December 2008 LSAT
Section 3
Question 25
Chef: This mussel recipe's first step is to sprinkle the live mussels with cornmeal. The cornmeal is used to clean t...
Replies
shunhe on May 19, 2020
Hi @jingjingxiao11111@gmail.com,Thanks for the question! So first, as to what the stimulus is asking. We have a chef who’s describing a recipe for mussels that she cooks. She first tells us that the first step is normally to sprinkle the live mussels with cornmeal, which cleans them out by making them eject sand.
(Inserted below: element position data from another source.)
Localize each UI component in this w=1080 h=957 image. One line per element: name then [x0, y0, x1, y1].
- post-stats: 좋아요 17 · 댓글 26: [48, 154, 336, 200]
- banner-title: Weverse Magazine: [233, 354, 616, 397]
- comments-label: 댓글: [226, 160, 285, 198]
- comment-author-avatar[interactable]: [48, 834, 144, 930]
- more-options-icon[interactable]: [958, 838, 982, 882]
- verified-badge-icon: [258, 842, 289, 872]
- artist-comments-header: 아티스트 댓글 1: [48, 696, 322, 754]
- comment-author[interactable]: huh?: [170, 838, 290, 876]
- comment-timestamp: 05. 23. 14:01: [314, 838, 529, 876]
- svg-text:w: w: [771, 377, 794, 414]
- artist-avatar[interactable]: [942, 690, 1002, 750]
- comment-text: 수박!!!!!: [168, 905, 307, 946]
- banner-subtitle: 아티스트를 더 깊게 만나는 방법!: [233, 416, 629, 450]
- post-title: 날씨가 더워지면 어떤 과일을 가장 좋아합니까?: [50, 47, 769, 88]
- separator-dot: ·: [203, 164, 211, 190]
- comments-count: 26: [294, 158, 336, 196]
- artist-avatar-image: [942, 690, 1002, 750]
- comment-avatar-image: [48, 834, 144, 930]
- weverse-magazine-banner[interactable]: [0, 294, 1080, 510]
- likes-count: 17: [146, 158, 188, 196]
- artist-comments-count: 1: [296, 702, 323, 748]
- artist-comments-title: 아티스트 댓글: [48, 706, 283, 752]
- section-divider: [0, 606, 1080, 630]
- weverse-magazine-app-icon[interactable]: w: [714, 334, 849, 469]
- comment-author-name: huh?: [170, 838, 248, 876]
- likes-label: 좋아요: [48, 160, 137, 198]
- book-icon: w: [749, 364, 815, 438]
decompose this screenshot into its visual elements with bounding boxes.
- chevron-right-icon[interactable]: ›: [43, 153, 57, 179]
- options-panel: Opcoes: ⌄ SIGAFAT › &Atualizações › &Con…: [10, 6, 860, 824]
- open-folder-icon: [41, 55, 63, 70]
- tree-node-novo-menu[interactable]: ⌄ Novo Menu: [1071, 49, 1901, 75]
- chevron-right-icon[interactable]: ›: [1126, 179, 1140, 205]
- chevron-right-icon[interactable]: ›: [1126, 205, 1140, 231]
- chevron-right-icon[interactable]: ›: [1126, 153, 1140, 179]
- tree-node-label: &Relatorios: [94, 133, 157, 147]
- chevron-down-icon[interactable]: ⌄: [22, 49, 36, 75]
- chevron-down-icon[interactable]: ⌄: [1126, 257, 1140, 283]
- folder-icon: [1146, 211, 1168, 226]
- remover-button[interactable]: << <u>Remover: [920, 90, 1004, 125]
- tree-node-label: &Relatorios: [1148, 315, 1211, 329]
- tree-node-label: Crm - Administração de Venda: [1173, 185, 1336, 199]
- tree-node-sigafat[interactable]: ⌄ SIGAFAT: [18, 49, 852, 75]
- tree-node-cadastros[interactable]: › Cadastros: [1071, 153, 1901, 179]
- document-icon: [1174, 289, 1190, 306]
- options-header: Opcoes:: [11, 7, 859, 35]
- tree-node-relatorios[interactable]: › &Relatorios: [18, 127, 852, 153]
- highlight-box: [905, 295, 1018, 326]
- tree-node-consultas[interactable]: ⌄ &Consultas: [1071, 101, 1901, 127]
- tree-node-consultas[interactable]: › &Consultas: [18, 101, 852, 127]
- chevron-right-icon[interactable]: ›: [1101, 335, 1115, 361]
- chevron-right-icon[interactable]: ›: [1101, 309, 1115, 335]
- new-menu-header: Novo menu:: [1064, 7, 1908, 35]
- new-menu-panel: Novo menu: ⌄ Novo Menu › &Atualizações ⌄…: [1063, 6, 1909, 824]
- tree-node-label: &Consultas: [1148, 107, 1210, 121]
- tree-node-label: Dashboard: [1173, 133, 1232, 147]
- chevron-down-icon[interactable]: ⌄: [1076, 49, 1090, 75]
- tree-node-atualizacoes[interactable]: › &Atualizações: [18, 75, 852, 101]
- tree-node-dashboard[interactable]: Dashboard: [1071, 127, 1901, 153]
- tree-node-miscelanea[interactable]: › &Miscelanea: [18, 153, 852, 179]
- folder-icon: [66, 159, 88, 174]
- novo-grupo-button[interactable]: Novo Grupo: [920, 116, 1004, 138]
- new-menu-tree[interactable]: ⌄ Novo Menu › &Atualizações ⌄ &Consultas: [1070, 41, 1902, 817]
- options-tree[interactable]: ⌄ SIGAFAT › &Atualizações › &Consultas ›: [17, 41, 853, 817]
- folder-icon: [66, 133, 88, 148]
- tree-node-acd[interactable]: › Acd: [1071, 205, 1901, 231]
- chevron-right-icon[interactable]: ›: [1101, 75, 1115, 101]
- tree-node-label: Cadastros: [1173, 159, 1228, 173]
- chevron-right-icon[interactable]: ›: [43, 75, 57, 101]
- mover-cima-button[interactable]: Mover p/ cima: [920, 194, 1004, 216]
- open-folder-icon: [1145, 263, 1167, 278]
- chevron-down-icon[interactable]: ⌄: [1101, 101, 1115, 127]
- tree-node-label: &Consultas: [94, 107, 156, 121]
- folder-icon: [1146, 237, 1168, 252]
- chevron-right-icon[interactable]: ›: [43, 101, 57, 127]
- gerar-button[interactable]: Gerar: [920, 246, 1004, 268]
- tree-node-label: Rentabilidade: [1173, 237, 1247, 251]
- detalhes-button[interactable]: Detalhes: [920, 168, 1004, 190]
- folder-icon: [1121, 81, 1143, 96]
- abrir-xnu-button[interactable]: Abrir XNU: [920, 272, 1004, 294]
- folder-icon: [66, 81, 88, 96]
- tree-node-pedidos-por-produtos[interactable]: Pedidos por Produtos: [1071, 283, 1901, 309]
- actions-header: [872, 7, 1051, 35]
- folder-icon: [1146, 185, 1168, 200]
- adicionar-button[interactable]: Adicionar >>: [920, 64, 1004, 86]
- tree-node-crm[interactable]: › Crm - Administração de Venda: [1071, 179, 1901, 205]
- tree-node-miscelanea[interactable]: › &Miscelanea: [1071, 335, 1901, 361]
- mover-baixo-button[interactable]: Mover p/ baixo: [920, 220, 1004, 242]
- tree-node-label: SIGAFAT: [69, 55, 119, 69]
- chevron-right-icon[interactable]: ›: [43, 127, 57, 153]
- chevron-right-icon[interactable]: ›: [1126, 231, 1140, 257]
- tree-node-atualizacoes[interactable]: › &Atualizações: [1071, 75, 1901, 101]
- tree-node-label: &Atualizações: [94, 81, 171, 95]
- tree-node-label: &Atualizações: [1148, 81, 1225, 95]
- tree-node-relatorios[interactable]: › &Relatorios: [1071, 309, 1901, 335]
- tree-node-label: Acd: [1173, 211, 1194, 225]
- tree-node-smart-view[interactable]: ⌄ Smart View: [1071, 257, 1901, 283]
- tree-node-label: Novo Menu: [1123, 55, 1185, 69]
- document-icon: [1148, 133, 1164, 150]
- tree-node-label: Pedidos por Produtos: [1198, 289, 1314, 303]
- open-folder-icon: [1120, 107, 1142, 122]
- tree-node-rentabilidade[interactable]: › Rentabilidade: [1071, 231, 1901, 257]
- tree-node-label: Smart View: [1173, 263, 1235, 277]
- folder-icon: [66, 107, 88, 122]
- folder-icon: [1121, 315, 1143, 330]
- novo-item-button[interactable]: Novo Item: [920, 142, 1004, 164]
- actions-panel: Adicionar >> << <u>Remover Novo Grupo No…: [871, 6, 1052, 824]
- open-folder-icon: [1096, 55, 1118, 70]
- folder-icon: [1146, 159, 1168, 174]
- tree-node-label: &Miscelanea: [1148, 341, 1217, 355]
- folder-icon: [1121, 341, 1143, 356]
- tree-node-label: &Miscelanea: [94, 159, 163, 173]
But the chef does not have to do this, because the mussels available at seafood markets don’t have sand.
Now the question is asking us for an assumption required by the chef’s argument. And this is something that we can reasonably anticipate. The chef says that she doesn’t have to sprinkle her mussels, since seafood market mussels don’t have sand. What is something the chef’s assuming? She’s assuming that her mussels are seafood market mussels! If they weren’t, then it might be the case that they do have sand, and she’ll still need to sprinkle them. And this is what (E) tells us: the chef is using mussels from a seafood market.
Hope this helps! Feel free to ask any other questions that you might have.
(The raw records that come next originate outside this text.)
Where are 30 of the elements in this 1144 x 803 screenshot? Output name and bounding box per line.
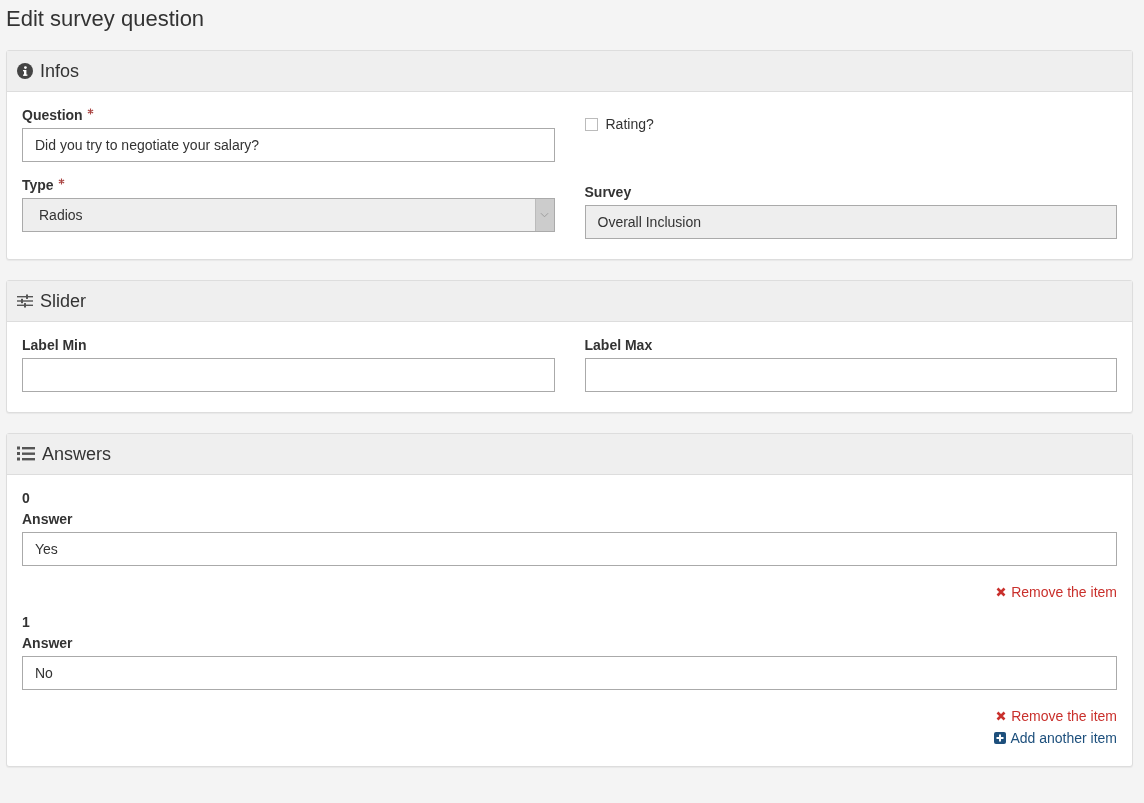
remove-item-link[interactable]: Remove the item <box>996 584 1117 600</box>
label-input[interactable] <box>584 358 1117 392</box>
field-label: Label Max <box>584 337 653 353</box>
numbered-list-icon <box>17 446 35 462</box>
panel-title: Slider <box>40 290 87 312</box>
info-icon <box>17 63 33 79</box>
label-input[interactable] <box>22 358 555 392</box>
remove-icon <box>996 711 1007 721</box>
panel-title: Infos <box>40 60 80 82</box>
field-label: Question <box>22 107 83 123</box>
page-title: Edit survey question <box>6 6 206 32</box>
panel-title: Answers <box>42 443 112 465</box>
item-index: 0 <box>22 490 30 506</box>
checkbox-label: Rating? <box>605 116 654 132</box>
item-index: 1 <box>22 614 30 630</box>
question-input[interactable]: Did you try to negotiate your salary? <box>22 128 555 162</box>
field-label: Answer <box>22 635 73 651</box>
plus-square-icon <box>994 732 1007 744</box>
field-label: Type <box>22 177 54 193</box>
field-label: Answer <box>22 511 73 527</box>
add-item-link[interactable]: Add another item <box>994 730 1117 746</box>
answer-input[interactable]: Yes <box>22 532 1117 566</box>
field-label: Survey <box>584 184 632 200</box>
field-label: Label Min <box>22 337 87 353</box>
dropdown-icon <box>534 199 554 231</box>
rating-checkbox[interactable] <box>584 117 598 131</box>
answer-input[interactable]: No <box>22 656 1117 690</box>
sliders-icon <box>17 294 33 308</box>
remove-item-link[interactable]: Remove the item <box>996 708 1117 724</box>
remove-icon <box>996 587 1007 597</box>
jingjingxiao11111@gmail.com on October 8, 2020
Thank you for your response Shunhe! I thought B was the correct answer because he must assume sand is the only contamination that mussels have because sprinkling cornmeal on mussels is to get rid off contaminations such as sand. I thought B was correct because the negation of B namely there are other contamination besides sand would mean the chef must spray the mussels with cornmeal to get rid off contaminants. Thank you. Please explain why B is wrong?Emil-Kunkin on October 30, 2023
B is wrong because the author doesn't have to believe there are no contaminants other than sand. If they are contaminated by E. coli., the cornstarch wouldn't do anything to get rid of it, and the conclusion that no cornstarch is needed would still stand.